Large players resort to high-frequency trading programs offering direct access to stock market databases to flood markets with apparent low-cost quotes which they later sell at a much higher price. How precisely does the mechanism behind such intricate operation work? According to Nanex LLC, HFTs deluge a particular quote feed with noise data on one hand and, pinpoint the response discrepancies between a market places gateway and matching engine on the other hand. As a result, liquidity seeking smart order routers possess little or no mitigatory force, generating increased latency arbitrage opportunities for the lurking profit seekers. For example, if a big player buys a stock on an Tokyo Stock Exchange at say, $28.05 and instantly asks $30.10 for it on the NYSE, the odds are high that they make a considerable share profit in no time, and without running the risk of losing their credibility.
This cutting edge application enables the potent market makers not only to establish price rate of change, but also to gain an immense mercantile ascendancy. In the light of such intermittent and unethical assaults, many befuddled retail investors often make unfortunate decisions jeopardizing the overall transaction and paving the way for record losses.

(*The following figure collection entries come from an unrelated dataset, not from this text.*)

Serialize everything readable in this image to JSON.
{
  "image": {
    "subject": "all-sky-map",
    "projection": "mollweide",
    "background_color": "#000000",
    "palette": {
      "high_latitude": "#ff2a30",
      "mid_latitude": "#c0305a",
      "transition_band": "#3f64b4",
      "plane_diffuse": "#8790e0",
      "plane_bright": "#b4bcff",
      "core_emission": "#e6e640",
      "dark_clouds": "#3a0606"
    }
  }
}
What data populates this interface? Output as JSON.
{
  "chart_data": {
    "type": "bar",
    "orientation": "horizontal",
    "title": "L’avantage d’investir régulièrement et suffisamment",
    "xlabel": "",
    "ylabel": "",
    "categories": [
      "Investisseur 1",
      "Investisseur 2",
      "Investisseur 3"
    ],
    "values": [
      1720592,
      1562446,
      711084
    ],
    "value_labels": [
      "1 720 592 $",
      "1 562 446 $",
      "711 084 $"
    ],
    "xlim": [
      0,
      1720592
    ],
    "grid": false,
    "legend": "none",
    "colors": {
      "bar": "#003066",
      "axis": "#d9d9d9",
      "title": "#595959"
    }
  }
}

Rumor has it that quote stuffing was considered to be the main culprit behind the drop in shares recorded by many companies during the flash crash. But the truth lies somewhere in between: While it it true that companies which can afford to pay for high performance computer setups could undermine the regular trading session at a given stock exchange market, one cannot deny that such market stratagems lack the coherence to bring down a whole system. Research conducted in the aftermath of the famous crash have evidenced beyond any shred of a doubt that to place the blame for jarring discrepancies between the quotes on sale and those purchased by smart players on quote stuffing is tantamount to nominating market fluctuations as the sole responsibility for insolvency.